Alla
fine l’accordo è arrivato. Quello che per settimane è sembrato un gioco
crudele, stupido e pericoloso quanto può esserlo spingere un cane all’angolo
e continuare a bastonarlo senza pensare che proverà a mordere, prima di
soccombere, la scorsa notte si è risolto nella concessione ad Atene di un
pacchetto di aiuti per 130 miliardi di euro. E’ certamente presto per sapere se
saranno sufficienti (ci sono un certo numero di variabili a riguardo) e il
tutto dovrà essere accompagnato dalla realizzazione degli interventi di
risanamento su cui il governo greco si è impegnato e che ha già portato il
paese alla fame e alla pazzia, ma, almeno per oggi, si tira un sospiro di
sollievo. Certo, la contropartita è altissima, non solo in termini sociali ma
anche dal punto di vista della sovranità, che sarà fortemente limitata dalla
presenza della troika europea, che vigilerà, valuterà e presumibilmente
imporrà, laddove lo riterrà opportuno, le misure da intraprendere.

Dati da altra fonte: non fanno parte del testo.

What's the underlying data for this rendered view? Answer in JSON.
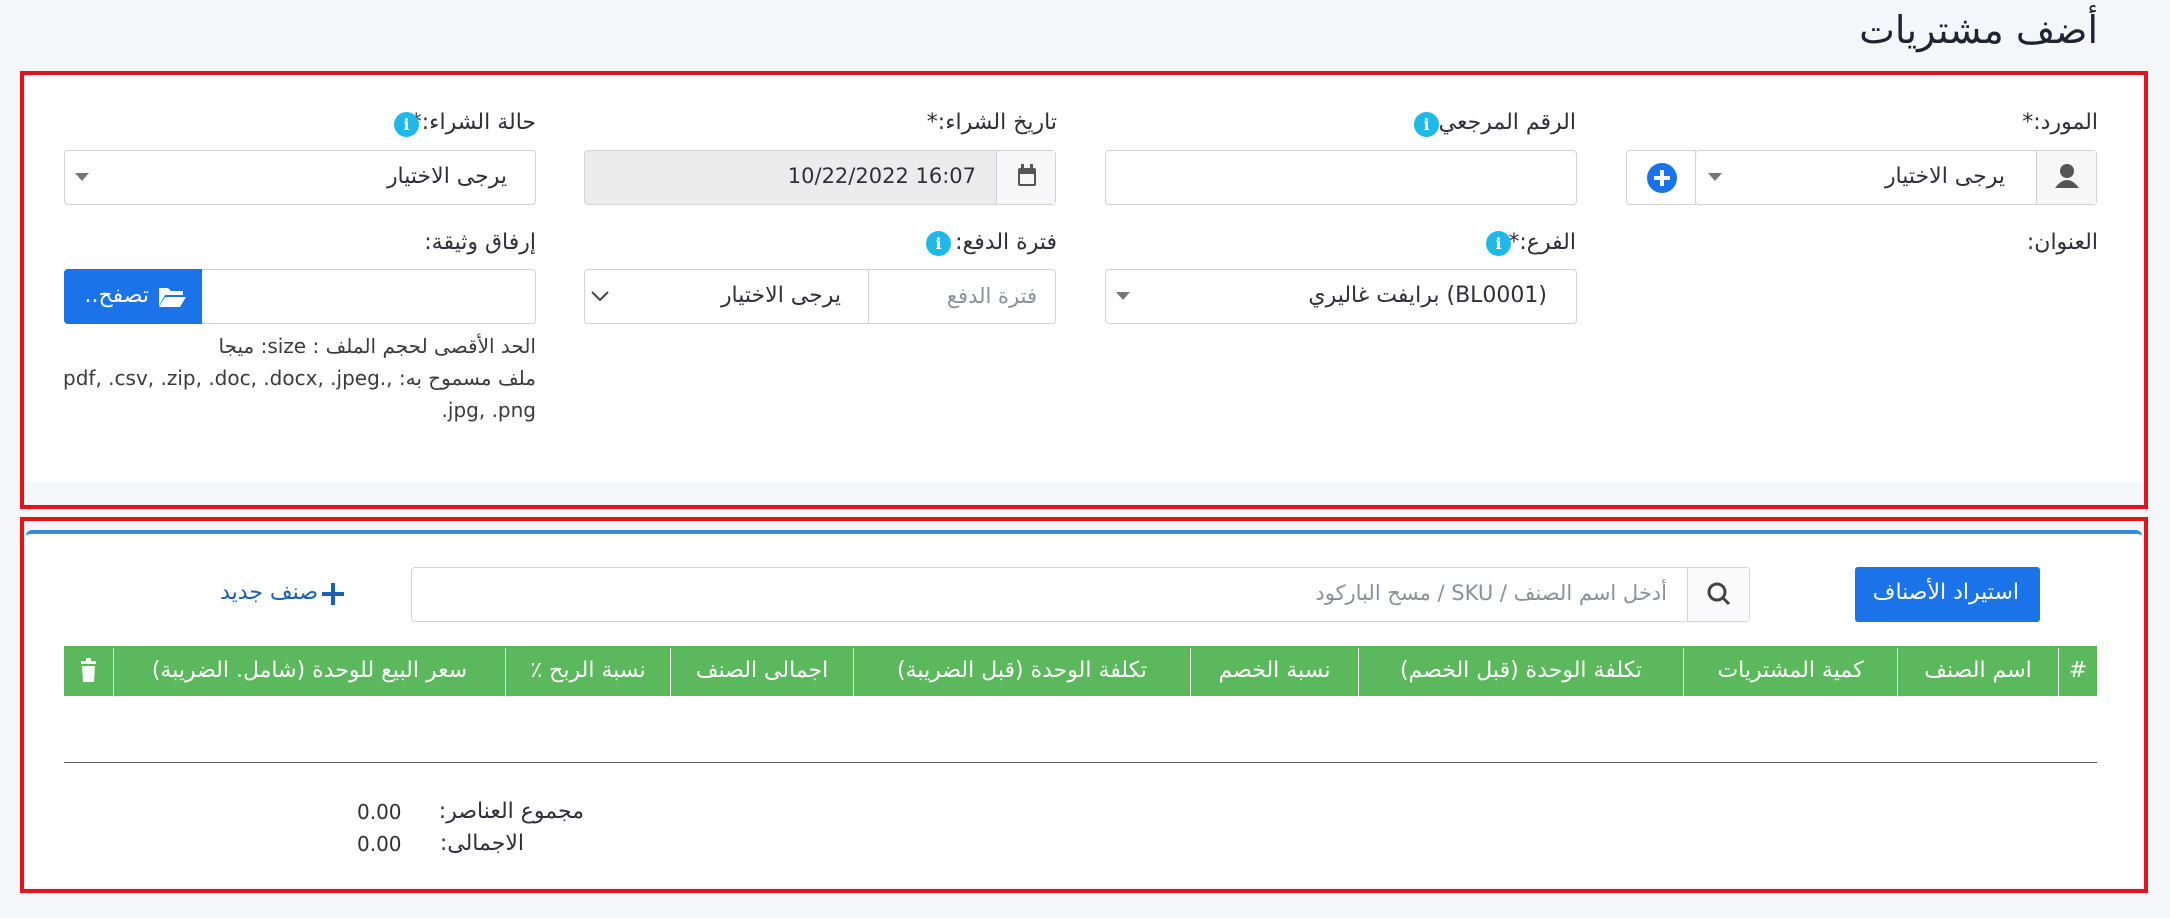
{
  "page_title": "أضف مشتريات",
  "form": {
    "supplier_label": "المورد:*",
    "supplier_value": "يرجى الاختيار",
    "ref_label": "الرقم المرجعي:",
    "ref_value": "",
    "date_label": "تاريخ الشراء:*",
    "date_value": "10/22/2022 16:07",
    "status_label": "حالة الشراء:*",
    "status_value": "يرجى الاختيار",
    "address_label": "العنوان:",
    "branch_label": "الفرع:*",
    "branch_value": "برايفت غاليري (BL0001)",
    "pay_term_label": "فترة الدفع:",
    "pay_term_placeholder": "فترة الدفع",
    "pay_term_select": "يرجى الاختيار",
    "attach_label": "إرفاق وثيقة:",
    "browse_label": "تصفح..",
    "help_line1": "الحد الأقصى لحجم الملف : size: ميجا",
    "help_line2": "ملف مسموح به: ,.pdf, .csv, .zip, .doc, .docx, .jpeg",
    "help_line3": ".jpg, .png"
  },
  "items": {
    "import_button": "استيراد الأصناف",
    "search_placeholder": "أدخل اسم الصنف / SKU / مسح الباركود",
    "new_item": "صنف جديد",
    "columns": [
      "#",
      "اسم الصنف",
      "كمية المشتريات",
      "تكلفة الوحدة (قبل الخصم)",
      "نسبة الخصم",
      "تكلفة الوحدة (قبل الضريبة)",
      "اجمالى الصنف",
      "نسبة الربح ٪",
      "سعر البيع للوحدة (شامل. الضريبة)"
    ],
    "total_items_label": "مجموع العناصر:",
    "total_items_value": "0.00",
    "total_label": "الاجمالى:",
    "total_value": "0.00"
  },
  "colors": {
    "accent": "#1a73e8",
    "table_header": "#5cb85c",
    "frame": "#e3131b",
    "info": "#20b8e8"
  }
}
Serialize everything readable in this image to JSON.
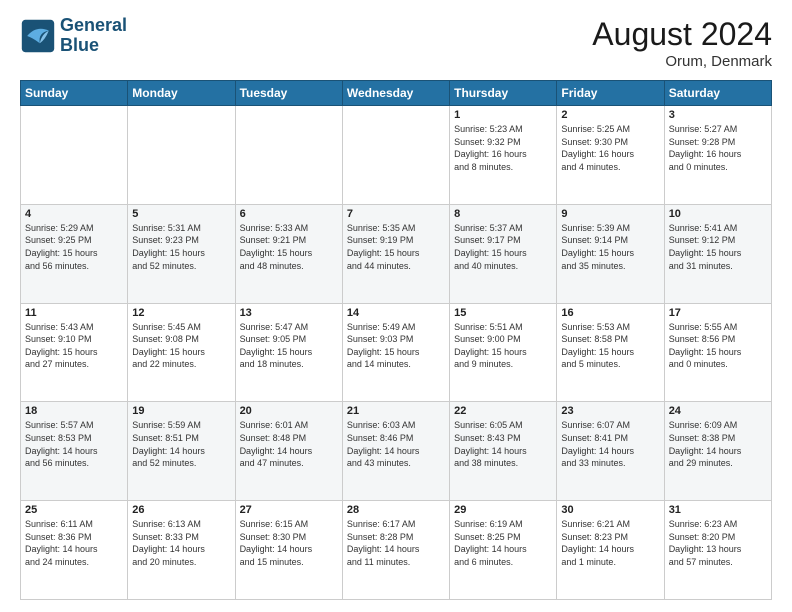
{
  "header": {
    "logo_line1": "General",
    "logo_line2": "Blue",
    "month": "August 2024",
    "location": "Orum, Denmark"
  },
  "weekdays": [
    "Sunday",
    "Monday",
    "Tuesday",
    "Wednesday",
    "Thursday",
    "Friday",
    "Saturday"
  ],
  "weeks": [
    [
      {
        "day": "",
        "info": ""
      },
      {
        "day": "",
        "info": ""
      },
      {
        "day": "",
        "info": ""
      },
      {
        "day": "",
        "info": ""
      },
      {
        "day": "1",
        "info": "Sunrise: 5:23 AM\nSunset: 9:32 PM\nDaylight: 16 hours\nand 8 minutes."
      },
      {
        "day": "2",
        "info": "Sunrise: 5:25 AM\nSunset: 9:30 PM\nDaylight: 16 hours\nand 4 minutes."
      },
      {
        "day": "3",
        "info": "Sunrise: 5:27 AM\nSunset: 9:28 PM\nDaylight: 16 hours\nand 0 minutes."
      }
    ],
    [
      {
        "day": "4",
        "info": "Sunrise: 5:29 AM\nSunset: 9:25 PM\nDaylight: 15 hours\nand 56 minutes."
      },
      {
        "day": "5",
        "info": "Sunrise: 5:31 AM\nSunset: 9:23 PM\nDaylight: 15 hours\nand 52 minutes."
      },
      {
        "day": "6",
        "info": "Sunrise: 5:33 AM\nSunset: 9:21 PM\nDaylight: 15 hours\nand 48 minutes."
      },
      {
        "day": "7",
        "info": "Sunrise: 5:35 AM\nSunset: 9:19 PM\nDaylight: 15 hours\nand 44 minutes."
      },
      {
        "day": "8",
        "info": "Sunrise: 5:37 AM\nSunset: 9:17 PM\nDaylight: 15 hours\nand 40 minutes."
      },
      {
        "day": "9",
        "info": "Sunrise: 5:39 AM\nSunset: 9:14 PM\nDaylight: 15 hours\nand 35 minutes."
      },
      {
        "day": "10",
        "info": "Sunrise: 5:41 AM\nSunset: 9:12 PM\nDaylight: 15 hours\nand 31 minutes."
      }
    ],
    [
      {
        "day": "11",
        "info": "Sunrise: 5:43 AM\nSunset: 9:10 PM\nDaylight: 15 hours\nand 27 minutes."
      },
      {
        "day": "12",
        "info": "Sunrise: 5:45 AM\nSunset: 9:08 PM\nDaylight: 15 hours\nand 22 minutes."
      },
      {
        "day": "13",
        "info": "Sunrise: 5:47 AM\nSunset: 9:05 PM\nDaylight: 15 hours\nand 18 minutes."
      },
      {
        "day": "14",
        "info": "Sunrise: 5:49 AM\nSunset: 9:03 PM\nDaylight: 15 hours\nand 14 minutes."
      },
      {
        "day": "15",
        "info": "Sunrise: 5:51 AM\nSunset: 9:00 PM\nDaylight: 15 hours\nand 9 minutes."
      },
      {
        "day": "16",
        "info": "Sunrise: 5:53 AM\nSunset: 8:58 PM\nDaylight: 15 hours\nand 5 minutes."
      },
      {
        "day": "17",
        "info": "Sunrise: 5:55 AM\nSunset: 8:56 PM\nDaylight: 15 hours\nand 0 minutes."
      }
    ],
    [
      {
        "day": "18",
        "info": "Sunrise: 5:57 AM\nSunset: 8:53 PM\nDaylight: 14 hours\nand 56 minutes."
      },
      {
        "day": "19",
        "info": "Sunrise: 5:59 AM\nSunset: 8:51 PM\nDaylight: 14 hours\nand 52 minutes."
      },
      {
        "day": "20",
        "info": "Sunrise: 6:01 AM\nSunset: 8:48 PM\nDaylight: 14 hours\nand 47 minutes."
      },
      {
        "day": "21",
        "info": "Sunrise: 6:03 AM\nSunset: 8:46 PM\nDaylight: 14 hours\nand 43 minutes."
      },
      {
        "day": "22",
        "info": "Sunrise: 6:05 AM\nSunset: 8:43 PM\nDaylight: 14 hours\nand 38 minutes."
      },
      {
        "day": "23",
        "info": "Sunrise: 6:07 AM\nSunset: 8:41 PM\nDaylight: 14 hours\nand 33 minutes."
      },
      {
        "day": "24",
        "info": "Sunrise: 6:09 AM\nSunset: 8:38 PM\nDaylight: 14 hours\nand 29 minutes."
      }
    ],
    [
      {
        "day": "25",
        "info": "Sunrise: 6:11 AM\nSunset: 8:36 PM\nDaylight: 14 hours\nand 24 minutes."
      },
      {
        "day": "26",
        "info": "Sunrise: 6:13 AM\nSunset: 8:33 PM\nDaylight: 14 hours\nand 20 minutes."
      },
      {
        "day": "27",
        "info": "Sunrise: 6:15 AM\nSunset: 8:30 PM\nDaylight: 14 hours\nand 15 minutes."
      },
      {
        "day": "28",
        "info": "Sunrise: 6:17 AM\nSunset: 8:28 PM\nDaylight: 14 hours\nand 11 minutes."
      },
      {
        "day": "29",
        "info": "Sunrise: 6:19 AM\nSunset: 8:25 PM\nDaylight: 14 hours\nand 6 minutes."
      },
      {
        "day": "30",
        "info": "Sunrise: 6:21 AM\nSunset: 8:23 PM\nDaylight: 14 hours\nand 1 minute."
      },
      {
        "day": "31",
        "info": "Sunrise: 6:23 AM\nSunset: 8:20 PM\nDaylight: 13 hours\nand 57 minutes."
      }
    ]
  ]
}
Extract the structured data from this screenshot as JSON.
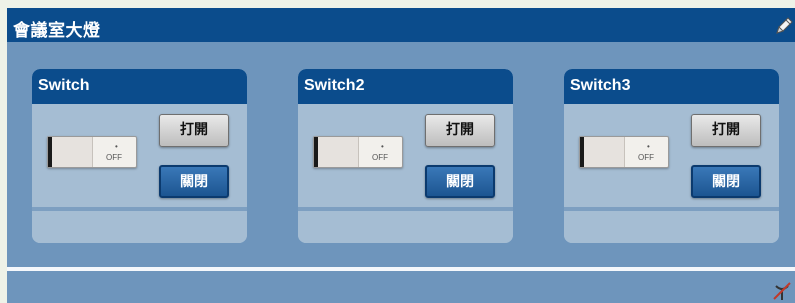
{
  "page": {
    "title": "會議室大燈",
    "edit_icon": "pencil-icon",
    "status_icon": "antenna-crossed-icon"
  },
  "panels": [
    {
      "title": "Switch",
      "toggle": {
        "state": "OFF",
        "dot": "•"
      },
      "open_label": "打開",
      "close_label": "關閉"
    },
    {
      "title": "Switch2",
      "toggle": {
        "state": "OFF",
        "dot": "•"
      },
      "open_label": "打開",
      "close_label": "關閉"
    },
    {
      "title": "Switch3",
      "toggle": {
        "state": "OFF",
        "dot": "•"
      },
      "open_label": "打開",
      "close_label": "關閉"
    }
  ],
  "colors": {
    "header": "#0b4c8c",
    "frame": "#6e95bc",
    "panel": "#a5bdd3",
    "close_button": "#1c5591",
    "open_button": "#c9c9c9"
  }
}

Ma, a parte
tutto, la domanda è: la gestione del caso greco, l’umiliazione e la distruzione
economica e psicologica del tessuto sociale di un paese membro, le divisioni, i
tempi, i diktat, i chiari di luna, la lenta agonia cui la Grecia è stata sottoposta
- fino al punto di dubitare che il salvataggio ci sarebbe stato - rappresenta o
no un tradimento profondo dei principi su cui il sogno europeo avrebbe dovuto
fondarsi? Un sogno, è bene ricordarlo, nato dalle ceneri della seconda guerra
mondiale, congelato dalla guerra fredda, che in questi ultimi vent'anni ha
avuto la sua grande occasione per essere realizzato, e non l'ha colta.
Nessuno
nega il fatto che la Grecia sia la prima responsabile della sua attuale
situazione, ma un’Europa che non ha sfruttato due decenni per procedere ad una
unificazione politica, ideale, di intenti, oltre che economica, che non ha
saputo fare del Parlamento europeo - unico organo democraticamente eletto - il
centro delle decisioni e del potere, che non ha voluto una banca in grado di
farsi carico dei debiti sovrani, e che ha vivacchiato sulle divisioni, gli
egoismi e le contraddizioni dei paesi membri, non può dirsi innocente. A maggior
ragione visto che anche economicamente parlando il processo di unificazione
lascia molto a desiderare. Tutto basato sul rigore e poco sulla crescita,
con i paesi più forti che non ci stanno a rinunciare alla propria supremazia,
al protezionismo nei confronti delle proprie produzioni e istituzioni (come le
banche), e che hanno accettato un’ammucchiata di 27 paesi (non si poteva proprio
procedere più lentamente?) con economie e realtà politiche fortemente diverse senza
pensare che questo avrebbe avuto forti ripercussioni sulla crescita e la
stabilità dell’Unione. Si dice che la maggior parte dei paesi membri fatichi troppo
a cedere porzioni della propria sovranità all’Europa, ma non è così
sorprendente visto che la UE non è una unione democratica di Stati con pari
dignità, pari diritti e pari doveri, ma un direttorio che viaggia a differenti
velocità a seconda degli interessi di Francia e Germania.
Oggi,
tuttavia, c’è qualcosa che accende la speranza ben più degli aiuti concessi
alla Grecia; è l’iniziativa voluta da Monti e Cameron (casualmente l’unico
leader europeo a non aver firmato il patto di stabilità a dicembre), una
lettera che lancia senza giri di parole proposte importanti per la crescita
dell’eurozona la cui portata ha un valore talmente politico che Francia e
Germania non l’hanno firmata. Per una volta l’ennesima prova delle divisioni
che caratterizzano l’Europa non è un fatto negativo, ma dimostra che l’iniziativa
politica non è insindacabilmente nelle mani della Merkel e di Sarkozy, e che la
loro supremazia è in parte fondata sull’atteggiamento troppo sottomesso degli
altri paesi europei. Se la Gran Bretagna e l’Italia, che si è fatta co-promotrice
di questo documento (e anche questa è una cosa che non si vedeva da tempo), con
i paesi che lo hanno firmato, sapranno mantenere ferme le loro posizioni e alta
la pressione nei confronti di Francia e Germania, è possibile che i cittadini
europei vedranno attuarsi iniziative che aspettano da circa vent’anni.
Quante speranze avevamo tutti riposto in questa Europa che si è trasformata da sogno di una confederazione di Stati come gli Usa in un carrozzone in mano ai burocrati, alle banche ed agli speculatori. Questa volta tocca alla Grecia, e chi sarà il prossimo? e soprattutto chi sta pensando ai cittadini, che si ritrovano sull'orlo di un baratro per colpe che sicuramente non sono loro.